For Double A, the main inspiration was trying to make the most of the space. Carducci explains that they wanted a a very intimate, interactive experience. He adds many of the cocktail bars can have a stuffy feeling and at Double A they wanted something playful.
Pods and Pullmans
Some of these bars have created their unique looks and vibe on their own and others make use of consultants. Andaz’s Bar Seven Five, used New York City-based Alchemy Consulting to put together the program and do training. Bartenders start the drinks at one of two bartender stations, or “pods,” then servers take them in portable “Pullman Caddies,” named after bar carts once used on luxury Pullman trains, and finish the drinks for guests at their seats.
Bartenders and servers are trained to interchange roles and servers aren’t merely doing a shake-and-pour job: finishing a drink may involve cutting and flaming an orange peel. The end result of the increased drink turnover is higher sales of quality drinks.
At Chicago’s Double A, the set-up also offers efficiency advantages. “Because the bartender is so close to the guests, I can be at the bar, spin around 180 degrees, and be close to a table with the guests behind me, create the drink for them, spin around again, and be back at the bar,” Carducci says.
Structure Dictates Options
In some cases, the bar set-up even drives drink-buying decisions.

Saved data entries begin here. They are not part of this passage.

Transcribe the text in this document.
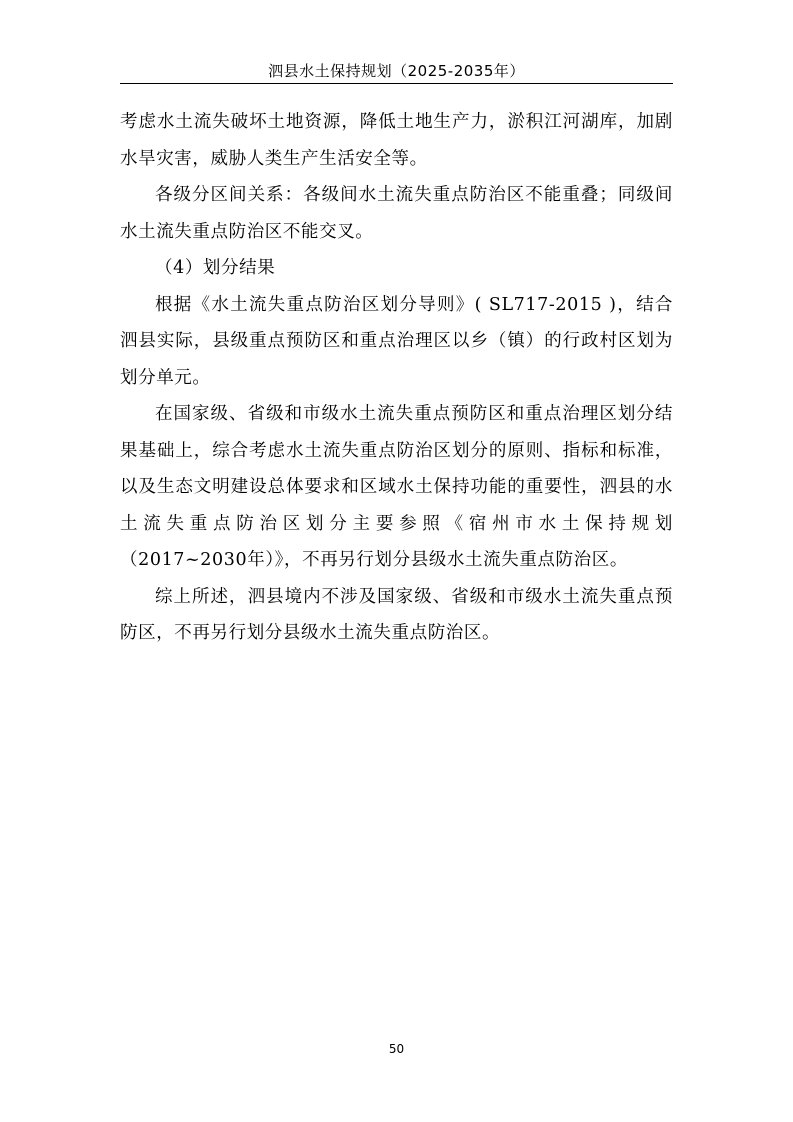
泗县水土保持规划（2025-2035年）

考虑水土流失破坏土地资源，降低土地生产力，淤积江河湖库，加剧水旱灾害，威胁人类生产生活安全等。

各级分区间关系：各级间水土流失重点防治区不能重叠；同级间水土流失重点防治区不能交叉。

（4）划分结果

根据《水土流失重点防治区划分导则》( SL717-2015 )，结合泗县实际，县级重点预防区和重点治理区以乡（镇）的行政村区划为划分单元。

在国家级、省级和市级水土流失重点预防区和重点治理区划分结果基础上，综合考虑水土流失重点防治区划分的原则、指标和标准，以及生态文明建设总体要求和区域水土保持功能的重要性，泗县的水土流失重点防治区划分主要参照《宿州市水土保持规划（2017~2030年）》，不再另行划分县级水土流失重点防治区。

综上所述，泗县境内不涉及国家级、省级和市级水土流失重点预防区，不再另行划分县级水土流失重点防治区。

50
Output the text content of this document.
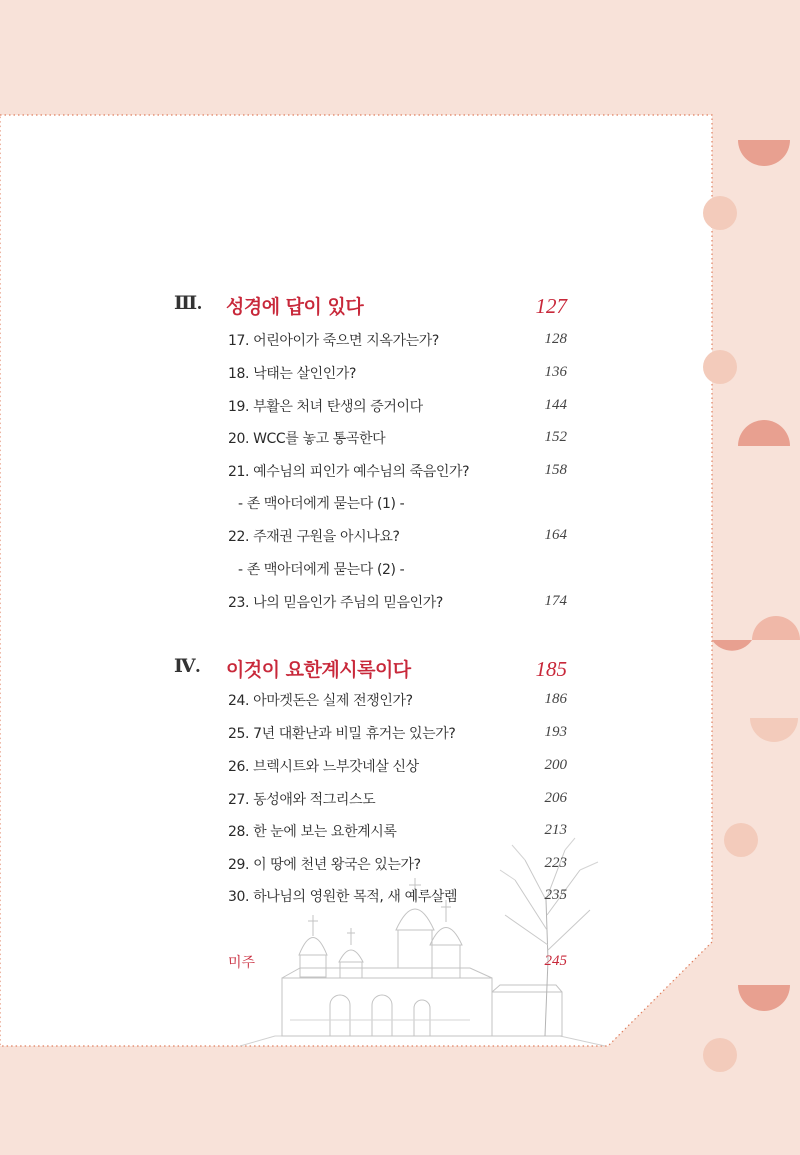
Ⅲ. 성경에 답이 있다	127
17. 어린아이가 죽으면 지옥가는가?	128
18. 낙태는 살인인가?	136
19. 부활은 처녀 탄생의 증거이다	144
20. WCC를 놓고 통곡한다	152
21. 예수님의 피인가 예수님의 죽음인가?	158
- 존 맥아더에게 묻는다 (1) -
22. 주재권 구원을 아시나요?	164
- 존 맥아더에게 묻는다 (2) -
23. 나의 믿음인가 주님의 믿음인가?	174
Ⅳ. 이것이 요한계시록이다	185
24. 아마겟돈은 실제 전쟁인가?	186
25. 7년 대환난과 비밀 휴거는 있는가?	193
26. 브렉시트와 느부갓네살 신상	200
27. 동성애와 적그리스도	206
28. 한 눈에 보는 요한계시록	213
29. 이 땅에 천년 왕국은 있는가?	223
30. 하나님의 영원한 목적, 새 예루살렘	235
미주	245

For example, guests are often likely to gravitate toward cocktails made with ingredients in plain sight.
Drinks with drama and visual impact also are brisk sellers, such as the “Daisy Lightning,” at Double A, made with Death’s Door white whiskey, orange curaçao and finished with a chili sugar that is browned crème brûlée-style with a blow torch. It is priced at $13.
“Because everybody is in line with the bar, they see the technique, everybody wants that,” Carducci says. “That’s driven by the structure of the bar.” Beacause of the setup, “we have so many ingredients on the bar, we have this playground or palette of different ingredients. People come in and say, ‘make me something with gin…cucumber…lemongrass.’ [Or] whatever they see on the bar.”
Fragrances also have impact in the small space, as in the “Sugar Daddy,” a concoction of Bacardi 8, kumquat, rosemary and Ruinart Champagne. The drink is garnished with burnt rosemary, scorched by a blow torch and is menued at $14. “As soon as the aroma from that rosemary spray goes around the room, some people perk up and order that drink,” Carducci notes.
As the bars are all relatively new, having opened in the last two years, it can be hard to gauge the precise impact of bar set-up on sales. While the novelty of the layout may have been an initial draw for some, both bars continue to report repeat customers and strong ongoing sales.
The lay-out also attracts some unexpected clientele: “We are getting requests for private parties for the room,” Carducci says. “Corporations want to do meetings in the room, because there’s a very intimate feel, and they use our bar as a conference table. That’s not something we ever expected.”